Nichols’ first directing gig was a Neil Simon play called “Nobody Loves Me,” and it was then that he realized what he was destined to do.

“In the first fifteen minutes of the first day’s rehearsal I understood that this was my job, this was what I had been preparing to do without knowing it,” Nichols said in the Film Comment interview. “Everything I learned from Strasberg … was preparing me. I felt what I had never felt performing: I felt happy and confident and I knew exactly what I wanted to do. We changed the name of the play from ‘Nobody Loves Me’ to ‘Barefoot in the Park,’ and from that point on it went very fast.”

In 1967, according to CNN, Nichols was juggling four plays at once on Broadway – including two by Simon including “Barefoot” and “The Odd Couple” – and he took home a Tony for directing Robert Redford and Elizabeth Ashley in “Barefoot,” which he later directed in film with Jane Fonda taking over Ashley’s role.

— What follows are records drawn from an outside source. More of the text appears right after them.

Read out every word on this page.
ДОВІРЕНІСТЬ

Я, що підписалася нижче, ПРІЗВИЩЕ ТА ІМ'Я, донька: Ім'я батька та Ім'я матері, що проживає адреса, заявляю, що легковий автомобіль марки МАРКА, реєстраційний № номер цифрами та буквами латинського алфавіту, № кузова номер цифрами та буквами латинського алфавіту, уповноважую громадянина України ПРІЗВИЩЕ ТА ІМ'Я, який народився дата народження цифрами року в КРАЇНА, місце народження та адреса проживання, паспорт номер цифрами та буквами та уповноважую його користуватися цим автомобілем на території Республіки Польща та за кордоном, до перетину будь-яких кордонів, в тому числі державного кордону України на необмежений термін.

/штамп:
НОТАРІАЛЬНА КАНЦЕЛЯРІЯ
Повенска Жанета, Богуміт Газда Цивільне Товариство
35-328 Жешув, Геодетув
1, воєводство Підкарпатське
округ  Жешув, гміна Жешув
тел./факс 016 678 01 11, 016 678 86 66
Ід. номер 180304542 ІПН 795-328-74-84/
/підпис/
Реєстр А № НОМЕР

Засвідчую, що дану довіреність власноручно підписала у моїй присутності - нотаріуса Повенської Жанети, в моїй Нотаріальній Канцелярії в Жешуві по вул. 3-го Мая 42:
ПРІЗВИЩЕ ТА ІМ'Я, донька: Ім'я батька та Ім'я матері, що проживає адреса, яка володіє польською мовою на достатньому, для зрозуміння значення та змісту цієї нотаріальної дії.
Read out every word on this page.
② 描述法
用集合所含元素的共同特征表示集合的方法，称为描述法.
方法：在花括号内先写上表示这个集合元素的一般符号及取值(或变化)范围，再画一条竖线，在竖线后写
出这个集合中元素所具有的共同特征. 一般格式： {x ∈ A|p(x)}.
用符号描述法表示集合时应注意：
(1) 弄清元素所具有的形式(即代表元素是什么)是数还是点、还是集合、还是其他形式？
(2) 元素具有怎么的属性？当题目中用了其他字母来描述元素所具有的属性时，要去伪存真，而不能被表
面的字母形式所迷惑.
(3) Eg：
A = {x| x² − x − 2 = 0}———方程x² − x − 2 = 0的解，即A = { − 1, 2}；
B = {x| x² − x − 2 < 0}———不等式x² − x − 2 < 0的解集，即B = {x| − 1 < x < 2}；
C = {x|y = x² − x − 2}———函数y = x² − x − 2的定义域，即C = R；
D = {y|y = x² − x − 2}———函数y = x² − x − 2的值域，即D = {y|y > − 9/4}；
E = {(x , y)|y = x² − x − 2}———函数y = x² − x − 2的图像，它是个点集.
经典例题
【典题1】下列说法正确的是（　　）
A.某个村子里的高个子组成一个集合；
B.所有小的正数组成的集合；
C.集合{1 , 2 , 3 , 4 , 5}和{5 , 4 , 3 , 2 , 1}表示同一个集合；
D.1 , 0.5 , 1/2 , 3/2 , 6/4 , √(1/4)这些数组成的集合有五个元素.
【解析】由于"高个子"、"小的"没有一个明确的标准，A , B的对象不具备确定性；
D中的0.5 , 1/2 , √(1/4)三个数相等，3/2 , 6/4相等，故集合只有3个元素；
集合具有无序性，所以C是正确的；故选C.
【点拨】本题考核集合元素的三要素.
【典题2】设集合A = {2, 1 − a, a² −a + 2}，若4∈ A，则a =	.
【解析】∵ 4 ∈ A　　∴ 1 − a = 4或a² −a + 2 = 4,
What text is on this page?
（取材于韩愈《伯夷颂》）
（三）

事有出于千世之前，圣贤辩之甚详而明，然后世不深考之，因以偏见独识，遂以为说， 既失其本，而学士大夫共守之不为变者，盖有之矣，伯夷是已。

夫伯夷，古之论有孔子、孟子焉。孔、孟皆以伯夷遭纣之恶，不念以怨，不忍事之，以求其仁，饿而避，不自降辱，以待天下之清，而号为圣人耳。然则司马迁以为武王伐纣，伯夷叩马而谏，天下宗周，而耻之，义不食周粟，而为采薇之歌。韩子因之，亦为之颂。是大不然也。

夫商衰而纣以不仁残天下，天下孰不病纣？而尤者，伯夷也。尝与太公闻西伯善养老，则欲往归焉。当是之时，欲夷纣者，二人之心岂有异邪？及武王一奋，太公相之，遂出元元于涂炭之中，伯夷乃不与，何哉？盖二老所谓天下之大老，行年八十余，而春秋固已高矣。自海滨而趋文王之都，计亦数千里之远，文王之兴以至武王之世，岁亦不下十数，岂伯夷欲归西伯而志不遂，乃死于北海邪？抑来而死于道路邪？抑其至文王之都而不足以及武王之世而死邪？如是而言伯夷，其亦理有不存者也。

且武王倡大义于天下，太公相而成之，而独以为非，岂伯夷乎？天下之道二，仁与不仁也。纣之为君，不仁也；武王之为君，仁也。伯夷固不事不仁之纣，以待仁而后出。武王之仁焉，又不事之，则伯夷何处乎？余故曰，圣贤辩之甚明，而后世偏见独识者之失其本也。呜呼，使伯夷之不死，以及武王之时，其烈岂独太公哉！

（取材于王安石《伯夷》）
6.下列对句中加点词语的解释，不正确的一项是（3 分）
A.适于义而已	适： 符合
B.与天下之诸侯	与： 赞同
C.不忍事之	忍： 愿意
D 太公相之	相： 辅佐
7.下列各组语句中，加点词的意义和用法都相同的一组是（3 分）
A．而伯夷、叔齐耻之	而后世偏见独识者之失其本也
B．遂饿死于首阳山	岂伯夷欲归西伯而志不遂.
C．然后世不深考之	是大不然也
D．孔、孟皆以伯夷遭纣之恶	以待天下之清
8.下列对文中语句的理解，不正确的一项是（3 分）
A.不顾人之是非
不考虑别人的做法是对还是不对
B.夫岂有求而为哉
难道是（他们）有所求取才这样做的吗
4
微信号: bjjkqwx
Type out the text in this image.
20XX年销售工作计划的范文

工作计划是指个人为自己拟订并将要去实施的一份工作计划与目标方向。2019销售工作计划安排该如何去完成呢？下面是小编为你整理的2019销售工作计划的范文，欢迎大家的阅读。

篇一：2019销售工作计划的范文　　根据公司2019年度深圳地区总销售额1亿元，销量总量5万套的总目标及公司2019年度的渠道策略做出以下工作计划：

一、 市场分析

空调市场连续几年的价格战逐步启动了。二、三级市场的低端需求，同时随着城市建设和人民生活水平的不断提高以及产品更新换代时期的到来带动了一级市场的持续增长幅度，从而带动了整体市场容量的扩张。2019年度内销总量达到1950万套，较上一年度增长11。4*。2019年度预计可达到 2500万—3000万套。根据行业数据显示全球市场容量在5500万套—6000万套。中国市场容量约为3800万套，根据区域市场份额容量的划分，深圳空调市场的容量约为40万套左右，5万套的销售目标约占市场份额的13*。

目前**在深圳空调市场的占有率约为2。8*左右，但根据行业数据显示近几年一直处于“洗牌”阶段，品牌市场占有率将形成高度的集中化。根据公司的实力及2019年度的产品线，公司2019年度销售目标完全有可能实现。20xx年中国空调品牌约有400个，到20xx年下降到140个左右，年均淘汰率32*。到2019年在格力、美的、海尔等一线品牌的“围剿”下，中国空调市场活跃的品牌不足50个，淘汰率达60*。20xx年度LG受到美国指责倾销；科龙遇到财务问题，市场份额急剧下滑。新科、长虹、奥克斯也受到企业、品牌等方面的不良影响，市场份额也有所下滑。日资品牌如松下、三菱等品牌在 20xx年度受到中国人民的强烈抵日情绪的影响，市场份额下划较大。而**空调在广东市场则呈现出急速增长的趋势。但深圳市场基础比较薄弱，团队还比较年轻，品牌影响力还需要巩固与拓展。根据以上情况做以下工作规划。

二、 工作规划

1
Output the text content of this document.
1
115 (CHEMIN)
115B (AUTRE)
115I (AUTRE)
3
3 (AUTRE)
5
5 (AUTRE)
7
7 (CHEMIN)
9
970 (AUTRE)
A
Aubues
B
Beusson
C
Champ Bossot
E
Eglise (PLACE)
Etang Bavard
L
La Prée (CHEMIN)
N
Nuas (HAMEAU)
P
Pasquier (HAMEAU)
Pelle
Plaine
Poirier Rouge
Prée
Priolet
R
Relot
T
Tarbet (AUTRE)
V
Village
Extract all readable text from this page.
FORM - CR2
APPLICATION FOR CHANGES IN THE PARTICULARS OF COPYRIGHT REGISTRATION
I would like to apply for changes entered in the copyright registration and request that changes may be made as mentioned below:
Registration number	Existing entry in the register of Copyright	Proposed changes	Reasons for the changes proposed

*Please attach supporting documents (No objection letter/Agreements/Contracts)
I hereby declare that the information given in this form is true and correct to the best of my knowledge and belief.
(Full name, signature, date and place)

Kevin Spacey called him “one of the best observers of life,” which Nichols showcased in “The Graduate,” a film that brought the director’s vision to the screen perfectly, from Dustin Hoffman’s understated yet brilliant performance to the Simon & Garfunkel score that generated the mood Nichols sought for the finished product.

“As a film director, you’re essentially alone,” he said in a 2012 interview with Time Out, just as his Broadway revival of “Death of a Salesman” with the late Philip Seymour Hoffman was opening to rave reviews. “You have to tell a story primarily through pictures, and only you know the film you see in your head.”

Nichols’ skill was making sure everyone in the room understood that vision, and it made him a legend across numerous art genres, although relationships – from the loveless affair between Hoffman’s Benjamin Braddock and Anne Bancroft’s Mrs. Robinson to the end of a marriage portrayed by Meryl Streep and Jack Nicholson in “Heartburn” – were at the heart of his work.

For all his acclaim, however, it was his 2003 HBO adaptation of “Angels in America,” Tony Kushner’s play about the early days of the AIDS crisis, that he considers one of the most important works of his sprawling career.

“When I did ‘Angels in America,’ and I had Emma Thompson, Meryl Streep, Mary-Louise Parker and Al Pacino, it was like being in heaven a little early,” Nichols told Variety magazine.

The production earned a record-setting 11 Emmy Awards – including one for Best Director – and was the most-watched movie made for cable TV in 2003.

He was working on an HBO adaptation of the Tony Award-winning Terrance McNally play “Master Class” featuring Meryl Streep as opera legend Maria Callas when he died.

But it would be one his final productions, a short 2013 run of Harold Pinter’s “Betrayal” starring Daniel Craig and Rachel Weisz, that would return him to the Broadway stage where his career began, where he was able to celebrate the complexity of human relationships in an immediate, completely personal way.

Nichols was married to news legend Diane Sawyer for 26 years, and in addition to his wife, is survived by three children and four grandchildren.